No. Ew. Not that kind of lesson.

I was out with friends for a drink or four at The Spotted Pig. It was, like always, a weird mix of people sporting hard-to-place accents and clothes that look vintage but are not.

I had just been to the impossible-to-get-used-to co-ed bathroom (Ally McBeal-style, not single stall) where I met a man who claimed to be the piano player at the Waldorf Astoria. True story.

  • Me: Oh, sorry, I’m in the way of the hand dryer
  • Liberachi: It’s fine actually – I’m not supposed to dry my hands with those.
  • Me (taking the bait): Hmm, why’s that?
  • Dude I’m in the bathroom with: Well I’m a piano player and that air is bad for my skin
  • Me: Interesting, makes sense. Where do you play?
  • Probable liar: The Waldorf (sticks out wet hand for shake), Astoria. I’m Marcus.
  • Me (I mean…): Right. Did you want a towel? I’m standing in front of those too…

After that I needed another drink, so I walked over to the bar and started shuffling my way through to get the ‘tender’s attention. I can’t recall what kind of look I had on my face at the time. Probably some combination of I’m drunk/god I want a burger/I wonder how Hillary’s speech is going/do I switch to beer now or stay vodka straight through/Fuck these uncomfortable shoes. Whatever it was, it didn’t come across as welcoming to the Swede standing next to me.
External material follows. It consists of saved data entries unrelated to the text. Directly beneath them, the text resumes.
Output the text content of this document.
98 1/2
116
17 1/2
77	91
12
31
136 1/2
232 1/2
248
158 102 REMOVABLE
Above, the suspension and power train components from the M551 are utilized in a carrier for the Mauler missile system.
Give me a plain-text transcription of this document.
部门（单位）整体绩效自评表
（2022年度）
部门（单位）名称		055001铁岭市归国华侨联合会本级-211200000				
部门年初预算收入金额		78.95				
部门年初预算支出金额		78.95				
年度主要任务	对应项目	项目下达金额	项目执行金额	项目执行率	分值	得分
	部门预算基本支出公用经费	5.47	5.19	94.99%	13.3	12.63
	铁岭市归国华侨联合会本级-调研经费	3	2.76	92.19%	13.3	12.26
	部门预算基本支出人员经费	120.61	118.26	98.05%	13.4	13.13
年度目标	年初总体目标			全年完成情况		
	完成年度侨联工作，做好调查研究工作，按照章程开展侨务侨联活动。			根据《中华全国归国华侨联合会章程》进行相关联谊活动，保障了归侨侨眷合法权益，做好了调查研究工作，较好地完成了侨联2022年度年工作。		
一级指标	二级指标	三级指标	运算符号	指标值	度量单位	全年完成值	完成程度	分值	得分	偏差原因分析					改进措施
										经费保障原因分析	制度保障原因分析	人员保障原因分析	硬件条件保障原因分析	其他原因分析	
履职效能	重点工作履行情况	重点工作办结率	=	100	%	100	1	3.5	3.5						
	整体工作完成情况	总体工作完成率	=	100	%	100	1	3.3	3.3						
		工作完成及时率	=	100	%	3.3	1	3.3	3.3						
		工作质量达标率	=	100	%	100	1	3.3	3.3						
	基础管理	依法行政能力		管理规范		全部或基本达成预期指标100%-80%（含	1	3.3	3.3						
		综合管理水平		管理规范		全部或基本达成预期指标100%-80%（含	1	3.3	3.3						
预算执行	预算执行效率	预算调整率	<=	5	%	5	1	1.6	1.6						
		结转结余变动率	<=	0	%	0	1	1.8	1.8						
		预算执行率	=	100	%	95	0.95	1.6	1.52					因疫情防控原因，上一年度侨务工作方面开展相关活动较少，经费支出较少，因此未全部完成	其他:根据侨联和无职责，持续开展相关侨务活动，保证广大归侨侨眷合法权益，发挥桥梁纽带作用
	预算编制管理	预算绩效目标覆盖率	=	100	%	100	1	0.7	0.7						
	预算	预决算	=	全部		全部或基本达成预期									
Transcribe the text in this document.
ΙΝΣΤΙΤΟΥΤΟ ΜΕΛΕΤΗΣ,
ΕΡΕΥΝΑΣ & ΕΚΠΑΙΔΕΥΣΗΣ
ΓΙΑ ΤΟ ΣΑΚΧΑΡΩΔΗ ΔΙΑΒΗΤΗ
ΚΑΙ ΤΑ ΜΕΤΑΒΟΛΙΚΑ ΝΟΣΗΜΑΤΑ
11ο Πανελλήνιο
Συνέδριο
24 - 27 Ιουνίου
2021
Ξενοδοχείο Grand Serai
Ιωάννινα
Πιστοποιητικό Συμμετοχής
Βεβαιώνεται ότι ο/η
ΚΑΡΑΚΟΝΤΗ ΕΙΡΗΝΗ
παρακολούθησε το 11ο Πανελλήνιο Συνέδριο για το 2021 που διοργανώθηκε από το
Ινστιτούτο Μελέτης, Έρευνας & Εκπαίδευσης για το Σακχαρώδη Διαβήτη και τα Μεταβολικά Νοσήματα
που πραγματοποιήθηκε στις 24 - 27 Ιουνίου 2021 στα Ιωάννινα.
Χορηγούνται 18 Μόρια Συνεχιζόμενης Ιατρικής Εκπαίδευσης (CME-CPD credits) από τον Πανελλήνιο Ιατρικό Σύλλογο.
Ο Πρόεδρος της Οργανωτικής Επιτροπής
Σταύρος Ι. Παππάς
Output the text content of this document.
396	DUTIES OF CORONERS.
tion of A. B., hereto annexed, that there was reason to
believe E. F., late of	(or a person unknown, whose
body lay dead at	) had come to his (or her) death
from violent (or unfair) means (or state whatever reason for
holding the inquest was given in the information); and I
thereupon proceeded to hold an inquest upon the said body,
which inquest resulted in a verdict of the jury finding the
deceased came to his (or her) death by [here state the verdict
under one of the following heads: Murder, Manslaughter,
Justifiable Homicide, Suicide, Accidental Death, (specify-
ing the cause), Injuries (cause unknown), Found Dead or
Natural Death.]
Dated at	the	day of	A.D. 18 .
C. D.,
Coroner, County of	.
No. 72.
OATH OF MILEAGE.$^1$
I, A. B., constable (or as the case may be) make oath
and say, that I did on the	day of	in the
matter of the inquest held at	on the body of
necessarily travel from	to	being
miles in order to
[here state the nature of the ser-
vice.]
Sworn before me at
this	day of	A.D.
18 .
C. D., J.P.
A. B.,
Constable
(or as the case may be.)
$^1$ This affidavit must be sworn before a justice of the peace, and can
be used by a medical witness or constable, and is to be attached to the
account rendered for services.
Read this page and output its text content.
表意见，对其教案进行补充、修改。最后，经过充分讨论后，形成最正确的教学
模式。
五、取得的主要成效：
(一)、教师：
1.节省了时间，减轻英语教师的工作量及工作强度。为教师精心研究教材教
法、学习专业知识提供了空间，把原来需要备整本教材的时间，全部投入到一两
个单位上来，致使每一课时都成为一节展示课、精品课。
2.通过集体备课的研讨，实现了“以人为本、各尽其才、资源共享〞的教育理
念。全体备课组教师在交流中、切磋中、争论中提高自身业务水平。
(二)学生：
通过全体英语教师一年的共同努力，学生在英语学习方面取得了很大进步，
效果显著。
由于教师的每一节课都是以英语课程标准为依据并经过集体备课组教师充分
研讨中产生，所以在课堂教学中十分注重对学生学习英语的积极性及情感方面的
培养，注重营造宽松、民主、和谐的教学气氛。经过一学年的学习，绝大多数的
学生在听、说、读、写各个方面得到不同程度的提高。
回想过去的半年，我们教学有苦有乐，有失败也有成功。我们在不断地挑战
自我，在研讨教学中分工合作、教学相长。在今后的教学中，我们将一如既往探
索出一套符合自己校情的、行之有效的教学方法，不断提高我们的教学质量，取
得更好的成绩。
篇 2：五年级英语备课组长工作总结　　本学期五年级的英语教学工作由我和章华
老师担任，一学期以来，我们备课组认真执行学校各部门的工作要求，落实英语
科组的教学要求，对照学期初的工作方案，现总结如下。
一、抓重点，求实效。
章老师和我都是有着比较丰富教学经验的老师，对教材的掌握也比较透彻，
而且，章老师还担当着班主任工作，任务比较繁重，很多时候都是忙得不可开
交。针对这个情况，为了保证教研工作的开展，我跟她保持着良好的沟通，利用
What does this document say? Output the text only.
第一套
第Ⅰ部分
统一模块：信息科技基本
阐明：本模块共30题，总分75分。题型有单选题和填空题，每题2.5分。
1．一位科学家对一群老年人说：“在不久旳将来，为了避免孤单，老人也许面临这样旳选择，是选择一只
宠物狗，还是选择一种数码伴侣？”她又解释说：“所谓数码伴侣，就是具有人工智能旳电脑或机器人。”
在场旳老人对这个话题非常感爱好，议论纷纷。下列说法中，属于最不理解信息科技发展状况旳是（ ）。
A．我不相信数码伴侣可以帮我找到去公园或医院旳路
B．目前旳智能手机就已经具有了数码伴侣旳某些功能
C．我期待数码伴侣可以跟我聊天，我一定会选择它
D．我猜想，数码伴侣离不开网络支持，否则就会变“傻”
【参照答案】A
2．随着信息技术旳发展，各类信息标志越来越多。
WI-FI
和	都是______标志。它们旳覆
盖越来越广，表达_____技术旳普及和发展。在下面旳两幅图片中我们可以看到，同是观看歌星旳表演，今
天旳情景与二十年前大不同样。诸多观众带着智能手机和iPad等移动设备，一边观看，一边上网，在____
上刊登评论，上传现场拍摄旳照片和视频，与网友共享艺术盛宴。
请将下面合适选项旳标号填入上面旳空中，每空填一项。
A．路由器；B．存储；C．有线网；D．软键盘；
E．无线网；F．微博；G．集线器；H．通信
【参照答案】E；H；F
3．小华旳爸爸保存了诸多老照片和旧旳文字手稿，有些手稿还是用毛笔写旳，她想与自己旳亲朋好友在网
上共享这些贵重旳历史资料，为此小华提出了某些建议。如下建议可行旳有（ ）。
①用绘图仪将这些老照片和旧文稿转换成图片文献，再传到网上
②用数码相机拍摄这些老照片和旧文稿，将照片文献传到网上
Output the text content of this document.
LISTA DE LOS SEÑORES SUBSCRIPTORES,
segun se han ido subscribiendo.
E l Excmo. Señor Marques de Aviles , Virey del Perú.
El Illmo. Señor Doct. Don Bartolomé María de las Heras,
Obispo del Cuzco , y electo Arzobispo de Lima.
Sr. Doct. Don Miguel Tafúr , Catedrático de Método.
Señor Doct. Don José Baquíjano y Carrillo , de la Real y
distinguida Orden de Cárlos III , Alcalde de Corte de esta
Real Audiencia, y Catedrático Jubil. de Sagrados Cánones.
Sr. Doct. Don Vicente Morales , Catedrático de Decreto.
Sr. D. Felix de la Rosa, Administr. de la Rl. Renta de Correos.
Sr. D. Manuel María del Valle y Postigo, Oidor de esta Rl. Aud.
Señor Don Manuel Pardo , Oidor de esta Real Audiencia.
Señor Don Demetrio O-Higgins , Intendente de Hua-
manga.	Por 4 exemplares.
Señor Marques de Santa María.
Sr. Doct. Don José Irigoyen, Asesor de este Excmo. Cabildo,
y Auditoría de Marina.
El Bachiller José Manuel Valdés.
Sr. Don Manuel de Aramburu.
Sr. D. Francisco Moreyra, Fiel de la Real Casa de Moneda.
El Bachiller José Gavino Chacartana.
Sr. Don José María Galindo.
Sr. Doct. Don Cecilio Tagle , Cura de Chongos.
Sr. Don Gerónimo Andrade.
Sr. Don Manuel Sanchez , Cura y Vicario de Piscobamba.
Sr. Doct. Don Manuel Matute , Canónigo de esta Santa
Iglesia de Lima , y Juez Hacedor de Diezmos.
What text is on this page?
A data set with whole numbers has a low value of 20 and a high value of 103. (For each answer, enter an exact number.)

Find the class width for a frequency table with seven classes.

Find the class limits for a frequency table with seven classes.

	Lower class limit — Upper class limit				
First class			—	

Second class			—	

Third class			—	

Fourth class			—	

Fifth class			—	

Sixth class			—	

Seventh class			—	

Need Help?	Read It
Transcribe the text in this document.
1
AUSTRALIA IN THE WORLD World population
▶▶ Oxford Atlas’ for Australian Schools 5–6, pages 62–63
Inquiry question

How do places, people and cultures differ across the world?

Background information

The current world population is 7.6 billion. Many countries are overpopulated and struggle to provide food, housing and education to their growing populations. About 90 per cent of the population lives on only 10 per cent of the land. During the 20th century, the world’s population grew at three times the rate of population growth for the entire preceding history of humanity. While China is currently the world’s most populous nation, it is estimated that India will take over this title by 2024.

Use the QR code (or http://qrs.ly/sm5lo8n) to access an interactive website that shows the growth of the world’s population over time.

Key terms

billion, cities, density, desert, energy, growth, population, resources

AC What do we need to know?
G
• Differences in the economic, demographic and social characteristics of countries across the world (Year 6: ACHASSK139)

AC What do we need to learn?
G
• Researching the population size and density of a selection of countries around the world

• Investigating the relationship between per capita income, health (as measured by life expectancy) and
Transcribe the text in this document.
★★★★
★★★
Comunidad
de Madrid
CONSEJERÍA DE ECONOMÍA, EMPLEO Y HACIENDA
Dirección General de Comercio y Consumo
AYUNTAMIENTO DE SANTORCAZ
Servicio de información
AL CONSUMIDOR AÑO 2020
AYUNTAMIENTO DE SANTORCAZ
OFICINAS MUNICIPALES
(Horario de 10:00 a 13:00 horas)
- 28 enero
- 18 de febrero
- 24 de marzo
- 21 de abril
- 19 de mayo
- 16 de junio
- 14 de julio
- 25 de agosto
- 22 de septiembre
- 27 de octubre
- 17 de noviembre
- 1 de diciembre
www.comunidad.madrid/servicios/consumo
  • Male version of Claudia Schiffer: What is this look you have?
  • Me: What, huh, me, oh, hi, what?
  • Him: You know flies are caught with sugar.
  • Me (seconds from getting the bartender’s attention, finally): Huh? Oh. No, I think it’s actually honey.
  • Him: Hah. There it is again. This bad aura.
  • Me: Did you just insult my aura?
  • Him: I’m Nick from Sweden. And I just think if you looked happier you would do better.
  • Me: Mmm. I’m Jessie from here. And do better at what?
  • Him: Attracting men

Huh, I thought. Constructive criticism on my skills at attraction in real-time from an un-biased observer. ]The writer in me found this interesting. He had a point. Smiling people seem happy, full of life, and inviting. But it was his citizen Hitch approach that interested me most. What if people just did that? Just walked up to other people when they saw bad behavior and provided helpful suggestions for improvement.

“Hi, I couldn’t help but notice you trying to get that girl’s attention by telling very loud, bad jokes. I’d like to recommend you instead walk over and ask her if she’d like another drink. Also please lower your voice.”

And while we’re at it why not throw in little verbal gold stars here and there to let people know they’re doing a great job.

“Excuse me. I just wanted to let you know that they way you boldly walked over to that group of guys and asked the one if he was a Twins fan was really excellent. Good use of context clues considering the Twins hat and expert segue with the fact that your Dad is from St. Paul. You’re an inspiration to us all.”

Bars could be like happy places of learning and growing through helpful lessons and well-positioned praise – like mini kindergartens but with alcohol and breasts.

Then the girl in me kicked it.

  • Me: Well I’m not trying to attract men right now, however if I was, the ones I would be looking to attract would want me for who I truly am, and, further, would see my two second not-even-really-a-frown frown as a sign of character. Plastic smiles are for Los Angeles and, apparently, Sweden.
  • Him: You are just like all girls from New York.

So maybe we’ll just go with the verbal gold starts thing…

2 comments

  1. One time I was smiling while trying to get a bartender’s attention and a foreign man next to me tole me that I looked like the happiest girl in the bar. I smiled said thanks and he responded, “it’s not a compliment; it’s actually really annoying.” So apparently you’re screwed either way.

  2. I don’t know how much stock I would place in a guy who equates happiness and annoyance. That guy was probably one of the aforementioned assholes who thinks insulting a woman is an effective way to start conversation. In life, my general rule is to keep smiling.

    When trying to get a drink from a bartender, however, it’s all about the eyebrow action.